When I first moved there, my girlfriend at the time and I took an apartment that was fantastic, except that it was a half-hour walk from the nearest train station. That was…not a great decision. I have never been a huge fan of winter, but my time in Chicago turned a strong dislike into a vast ocean of loathing.


I remember trudging to the train station one morning, the dawn still an hour or so away. I know the temperature was below zero, god only knows what the wind chill must have been. As I climbed the steps of the train station, I caught myself shivering. I could not stop. I remembered my first aid training from my youth in the Boy Scouts. Uncontrollable shivering was part of the human body’s last-ditch efforts to warm itself. All I had to do to die in the next few hours was just sit here on the bench and wait.

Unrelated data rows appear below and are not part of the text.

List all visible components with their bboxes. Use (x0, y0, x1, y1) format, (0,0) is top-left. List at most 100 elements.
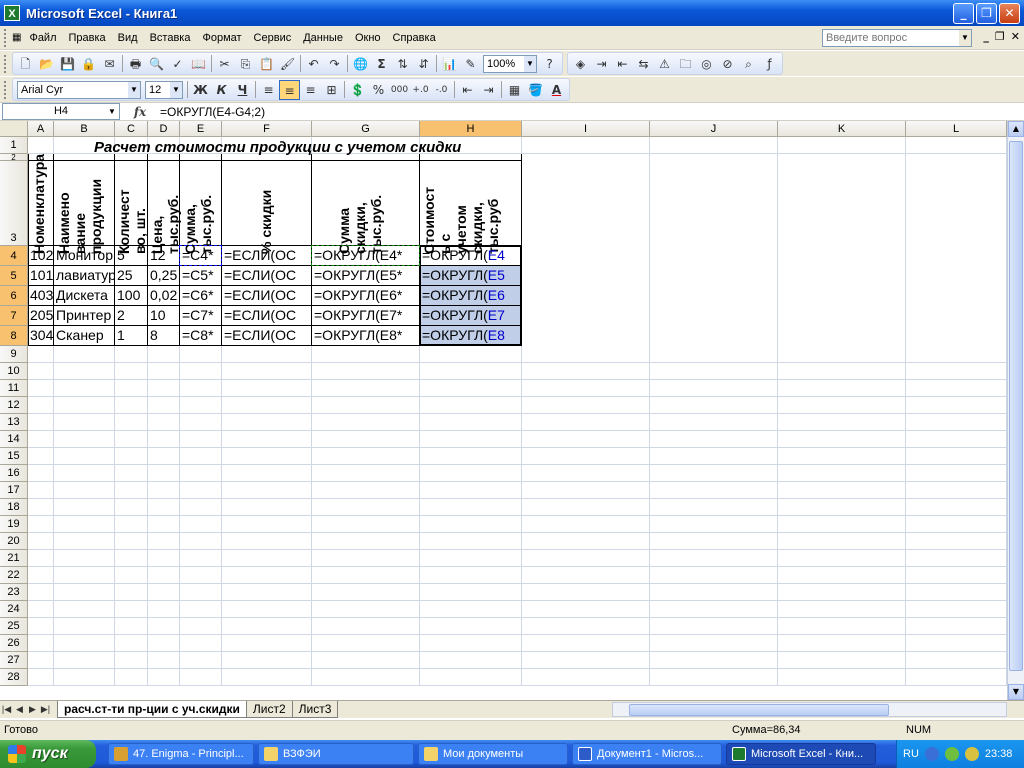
row-header-23[interactable]: 23 (0, 584, 28, 601)
redo-icon[interactable]: ↷ (324, 54, 345, 74)
row-header-5[interactable]: 5 (0, 266, 28, 286)
paste-icon[interactable]: 📋 (256, 54, 277, 74)
doc-icon[interactable]: ▦ (12, 32, 21, 43)
col-header-g[interactable]: G (312, 121, 420, 137)
cell-d4[interactable]: 12 (148, 246, 179, 265)
new-comment-icon[interactable]: 🗀 (675, 54, 696, 74)
horizontal-scrollbar[interactable] (612, 702, 1007, 717)
size-dropdown-arrow[interactable]: ▼ (170, 81, 182, 98)
cell-d5[interactable]: 0,25 (148, 266, 179, 285)
doc-restore-button[interactable]: ❐ (995, 30, 1005, 43)
row-header-20[interactable]: 20 (0, 533, 28, 550)
decrease-decimal-icon[interactable]: -.0 (431, 80, 452, 100)
col-header-f[interactable]: F (222, 121, 312, 137)
row-header-12[interactable]: 12 (0, 397, 28, 414)
cell-a5[interactable]: 101 (28, 266, 53, 285)
menu-grip[interactable] (4, 28, 8, 47)
align-center-icon[interactable]: ≡ (279, 79, 300, 100)
cell-d8[interactable]: 8 (148, 326, 179, 345)
col-header-c[interactable]: C (115, 121, 148, 137)
ask-question-input[interactable]: Введите вопрос ▼ (822, 29, 972, 47)
row-header-1[interactable]: 1 (0, 137, 28, 154)
menu-help[interactable]: Справка (387, 28, 442, 48)
menu-data[interactable]: Данные (297, 28, 349, 48)
cell-h6[interactable]: =ОКРУГЛ(Е6 (420, 286, 521, 305)
header-discount-pct[interactable]: % скидки (258, 168, 274, 254)
clear-circles-icon[interactable]: ⊘ (717, 54, 738, 74)
permission-icon[interactable]: 🔒 (78, 54, 99, 74)
ask-dropdown-arrow[interactable]: ▼ (959, 30, 971, 46)
row-header-6[interactable]: 6 (0, 286, 28, 306)
row-header-13[interactable]: 13 (0, 414, 28, 431)
task-excel[interactable]: Microsoft Excel - Кни... (726, 743, 876, 765)
bold-button[interactable]: Ж (190, 80, 211, 100)
sort-desc-icon[interactable]: ⇵ (413, 54, 434, 74)
cell-a6[interactable]: 403 (28, 286, 53, 305)
research-icon[interactable]: 📖 (188, 54, 209, 74)
header-sum[interactable]: Сумма, тыс.руб. (182, 168, 214, 254)
col-header-e[interactable]: E (180, 121, 222, 137)
language-indicator[interactable]: RU (903, 748, 919, 760)
cell-d6[interactable]: 0,02 (148, 286, 179, 305)
chart-wizard-icon[interactable]: 📊 (439, 54, 460, 74)
cell-f4[interactable]: =ЕСЛИ(ОС (222, 246, 311, 265)
header-discount-sum[interactable]: Сумма скидки, тыс.руб. (336, 168, 384, 254)
excel-app-icon[interactable]: X (4, 5, 20, 21)
trace-dependents-icon[interactable]: ⇤ (612, 54, 633, 74)
tray-network-icon[interactable] (944, 747, 959, 761)
audit-icon[interactable]: ◈ (570, 54, 591, 74)
cell-a7[interactable]: 205 (28, 306, 53, 325)
cell-a8[interactable]: 304 (28, 326, 53, 345)
font-color-icon[interactable]: A (546, 80, 567, 100)
format-painter-icon[interactable]: 🖌 (277, 54, 298, 74)
trace-error-icon[interactable]: ⚠ (654, 54, 675, 74)
percent-button[interactable]: % (368, 80, 389, 100)
row-header-17[interactable]: 17 (0, 482, 28, 499)
drawing-icon[interactable]: ✎ (460, 54, 481, 74)
cell-g6[interactable]: =ОКРУГЛ(Е6* (312, 286, 419, 305)
cell-a4[interactable]: 102 (28, 246, 53, 265)
cut-icon[interactable]: ✂ (214, 54, 235, 74)
close-button[interactable]: ✕ (999, 3, 1020, 24)
cell-g8[interactable]: =ОКРУГЛ(Е8* (312, 326, 419, 345)
select-all-corner[interactable] (0, 121, 28, 137)
col-header-i[interactable]: I (522, 121, 650, 137)
cell-b8[interactable]: Сканер (54, 326, 114, 345)
tray-arrow-icon[interactable] (924, 747, 939, 761)
col-header-h[interactable]: H (420, 121, 522, 137)
font-size-combo[interactable]: 12 ▼ (145, 80, 183, 99)
cell-e7[interactable]: =C7* (180, 306, 221, 325)
cell-b6[interactable]: Дискета (54, 286, 114, 305)
row-header-16[interactable]: 16 (0, 465, 28, 482)
name-box[interactable]: H4 ▼ (2, 103, 120, 120)
cell-c7[interactable]: 2 (115, 306, 147, 325)
hyperlink-icon[interactable]: 🌐 (350, 54, 371, 74)
increase-decimal-icon[interactable]: +.0 (410, 80, 431, 100)
cell-h5[interactable]: =ОКРУГЛ(Е5 (420, 266, 521, 285)
col-header-a[interactable]: A (28, 121, 54, 137)
toolbar-grip[interactable] (4, 54, 8, 73)
circle-invalid-icon[interactable]: ◎ (696, 54, 717, 74)
new-icon[interactable]: 🗋 (15, 54, 36, 74)
remove-arrows-icon[interactable]: ⇆ (633, 54, 654, 74)
spelling-icon[interactable]: ✓ (167, 54, 188, 74)
menu-format[interactable]: Формат (196, 28, 247, 48)
cell-b5[interactable]: лавиатур (54, 266, 114, 285)
row-header-24[interactable]: 24 (0, 601, 28, 618)
merge-center-icon[interactable]: ⊞ (321, 80, 342, 100)
row-header-18[interactable]: 18 (0, 499, 28, 516)
menu-view[interactable]: Вид (112, 28, 144, 48)
fill-color-icon[interactable]: 🪣 (525, 80, 546, 100)
row-header-27[interactable]: 27 (0, 652, 28, 669)
toolbar-grip-2[interactable] (4, 80, 8, 99)
cell-h4[interactable]: =ОКРУГЛ(Е4 (420, 246, 521, 265)
email-icon[interactable]: ✉ (99, 54, 120, 74)
font-dropdown-arrow[interactable]: ▼ (128, 81, 140, 98)
name-box-dropdown-arrow[interactable]: ▼ (105, 104, 119, 119)
watch-window-icon[interactable]: ⌕ (738, 54, 759, 74)
cell-c8[interactable]: 1 (115, 326, 147, 345)
vertical-scroll-thumb[interactable] (1009, 141, 1023, 671)
col-header-l[interactable]: L (906, 121, 1007, 137)
task-vzfei[interactable]: ВЗФЭИ (258, 743, 414, 765)
row-header-15[interactable]: 15 (0, 448, 28, 465)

As I wondered what I was going to do for the rest of this horrible, grey, dreary winter, I glanced to my left, hoping to see the train, but instead all I saw was a man with the permanent smug scowl I soon began to associate with Chicago natives. He was wearing a windbreaker and a pair of earmuffs. He was not shivering. He looked me up and down for a moment, then said “It’s not that cold.”


I should have left. At that moment, I should have walked back to my apartment, packed my bags and left. But I didn’t. I stayed, and so a year or so later, during one of my frequent insomniac episodes, I found myself watching The Venture Bros., the best show on television. It was, in a strange and indescribable way, a bright light in the darkness.


I went out the next day and bought the first season on DVD, and have spent the last fifteen years evangelizing for the show. A few weeks ago, when it was cancelled, I actually received several messages of condolences. I had no idea how to respond to them.


One of my best friends texted me a few days later (shout out to Miki), and she wondered why I hadn’t been in touch to talk about our shared grief. I didn’t know what to say. Beyond some deadline trouble, the only thing I could think was that there was no processing the loss of a constant for the last fifteen years of my life. Also, it was probably stupid to even have grief over the loss of a TV show. Yet here I am, writing a blog post I may well find embarrassing in a few years.

Oh, well, that’s the nature of my life. If I’m not humiliating my future self, I’m probably not learning anything today.